By contrast, small businesses were handed a £6.7 billion tax cut over the next five years, in the form of a permanent reduction in the number of businesses who will have to pay business rates at all as well as savings for those small companies who do.
Small business owners also welcomed changes to commercial stamp duty, capital gains tax and a new £1,000 tax-free allowance for people with part-time, home-based ventures. An existing scheme designed to allow business owners to keep more of the proceeds of a sale of their venture, entrepreneurs’ relief, was extended to long-term investors in small companies.
Mike Cherry, policy director at the Federation of Small Businesses, praised the chancellor, saying he had “listened to our calls for the tax system to be made simpler for small businesses and the self-employed and taken important action on business rates.”
Emma Jones, founder of small business network Enterprise Nation, which represents thousands of micro businesses, described the measures as great news.
“The best news of all is the permanent reduction in business rates, which will offer a big boost to the increasing number of independent retailers and producers we see every day looking for a foothold on our high streets.”

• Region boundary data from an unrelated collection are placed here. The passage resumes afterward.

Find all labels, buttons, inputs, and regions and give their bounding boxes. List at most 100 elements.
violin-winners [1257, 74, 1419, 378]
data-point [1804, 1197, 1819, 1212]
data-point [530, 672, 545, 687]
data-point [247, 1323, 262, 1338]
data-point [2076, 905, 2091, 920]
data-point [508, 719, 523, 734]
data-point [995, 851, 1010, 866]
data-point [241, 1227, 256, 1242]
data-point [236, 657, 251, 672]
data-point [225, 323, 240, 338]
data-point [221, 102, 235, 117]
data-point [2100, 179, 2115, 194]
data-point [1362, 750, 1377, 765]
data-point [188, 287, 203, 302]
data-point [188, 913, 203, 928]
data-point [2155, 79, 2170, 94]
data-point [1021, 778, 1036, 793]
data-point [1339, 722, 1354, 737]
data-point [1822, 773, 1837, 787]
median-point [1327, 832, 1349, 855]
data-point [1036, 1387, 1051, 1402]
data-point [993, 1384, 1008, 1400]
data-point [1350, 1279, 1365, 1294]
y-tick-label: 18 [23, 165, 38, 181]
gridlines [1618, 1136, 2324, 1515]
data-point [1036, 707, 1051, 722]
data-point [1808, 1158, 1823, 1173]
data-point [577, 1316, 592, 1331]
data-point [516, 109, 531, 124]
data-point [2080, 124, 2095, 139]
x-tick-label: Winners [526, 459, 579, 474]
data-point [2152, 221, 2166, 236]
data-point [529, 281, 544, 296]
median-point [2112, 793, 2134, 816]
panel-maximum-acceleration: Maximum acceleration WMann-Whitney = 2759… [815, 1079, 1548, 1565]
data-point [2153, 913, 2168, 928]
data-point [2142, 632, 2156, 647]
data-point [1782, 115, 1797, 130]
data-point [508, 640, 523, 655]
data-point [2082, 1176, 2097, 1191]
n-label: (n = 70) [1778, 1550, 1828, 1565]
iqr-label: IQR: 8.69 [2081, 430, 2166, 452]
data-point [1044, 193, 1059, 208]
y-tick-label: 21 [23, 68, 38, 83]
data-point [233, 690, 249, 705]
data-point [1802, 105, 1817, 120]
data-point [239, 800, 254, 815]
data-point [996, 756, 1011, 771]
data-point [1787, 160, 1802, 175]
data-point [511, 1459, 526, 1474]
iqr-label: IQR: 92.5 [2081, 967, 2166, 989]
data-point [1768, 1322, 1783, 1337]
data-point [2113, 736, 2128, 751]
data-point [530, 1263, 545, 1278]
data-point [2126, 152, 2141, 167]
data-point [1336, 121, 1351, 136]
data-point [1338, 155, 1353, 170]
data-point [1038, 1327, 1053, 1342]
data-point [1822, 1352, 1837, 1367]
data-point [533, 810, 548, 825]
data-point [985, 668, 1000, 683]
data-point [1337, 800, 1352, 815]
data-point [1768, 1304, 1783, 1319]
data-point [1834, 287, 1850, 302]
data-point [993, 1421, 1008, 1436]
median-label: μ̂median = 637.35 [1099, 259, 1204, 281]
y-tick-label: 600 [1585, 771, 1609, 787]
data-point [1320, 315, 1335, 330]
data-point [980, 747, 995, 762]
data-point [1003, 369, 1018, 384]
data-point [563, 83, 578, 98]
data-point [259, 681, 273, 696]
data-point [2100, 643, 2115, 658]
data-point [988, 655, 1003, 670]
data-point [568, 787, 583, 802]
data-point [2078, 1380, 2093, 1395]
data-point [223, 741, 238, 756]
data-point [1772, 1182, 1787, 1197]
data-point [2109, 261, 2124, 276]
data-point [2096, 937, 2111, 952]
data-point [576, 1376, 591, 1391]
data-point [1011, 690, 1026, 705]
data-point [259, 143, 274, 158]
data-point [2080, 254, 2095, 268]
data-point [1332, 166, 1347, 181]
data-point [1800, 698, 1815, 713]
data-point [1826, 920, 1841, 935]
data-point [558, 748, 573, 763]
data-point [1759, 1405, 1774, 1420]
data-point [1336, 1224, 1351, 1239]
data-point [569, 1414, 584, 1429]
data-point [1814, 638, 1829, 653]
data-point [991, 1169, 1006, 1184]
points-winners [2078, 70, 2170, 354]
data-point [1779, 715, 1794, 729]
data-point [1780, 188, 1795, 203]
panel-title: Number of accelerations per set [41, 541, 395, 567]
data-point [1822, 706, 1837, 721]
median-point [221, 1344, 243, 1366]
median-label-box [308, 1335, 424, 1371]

However, Mr Sanger said: “Manufacturers and larger retailers will be disappointed with the lack of action by the government [on business rates], with those sectors currently paying 40 per cent of the tax but only constituting 16 per cent of the economy.
“This retains the distortions in the current system, deterring manufacturers from improving their buildings and penalising the largest bricks and mortar retailers.”
Carolyn Fairbairn, director-general of the CBI, said Mr Osborne had delivered a “stable budget for business facing global stormy waters”. However, she criticised the restrictions of the tax treatment of trading losses, saying they would “make it harder for larger scale-up firms and companies that have been through tough times to play their part in the recovery”. Frank Haskew, head of tax faculty at the Institute of Chartered Accountants in England and Wales, warned that the tax avoidance measures added increased costs and regulatory burdens. “The UK tax code is one of the longest and most complicated in the world and additional changes will add to this complexity,” he said.
Industries including private equity and property investment were angered that they will be left out of a cut in capital gains tax from 28 per cent to 20 per cent.
The freezing of fuel duty and plans for more infrastructure investment, including a rail link between Manchester and Leeds and Crossrail 2 in London, were more broadly welcomed.
Mr Cherry said: “These measures should help to drive productivity and boost small business confidence levels, which have faltered recently in the face of a number of domestic policy and global economic challenges.”
Adam Marshall, acting director-general of the British Chambers of Commerce, said: “Business wanted a steady, workmanlike budget, and that’s what we got.”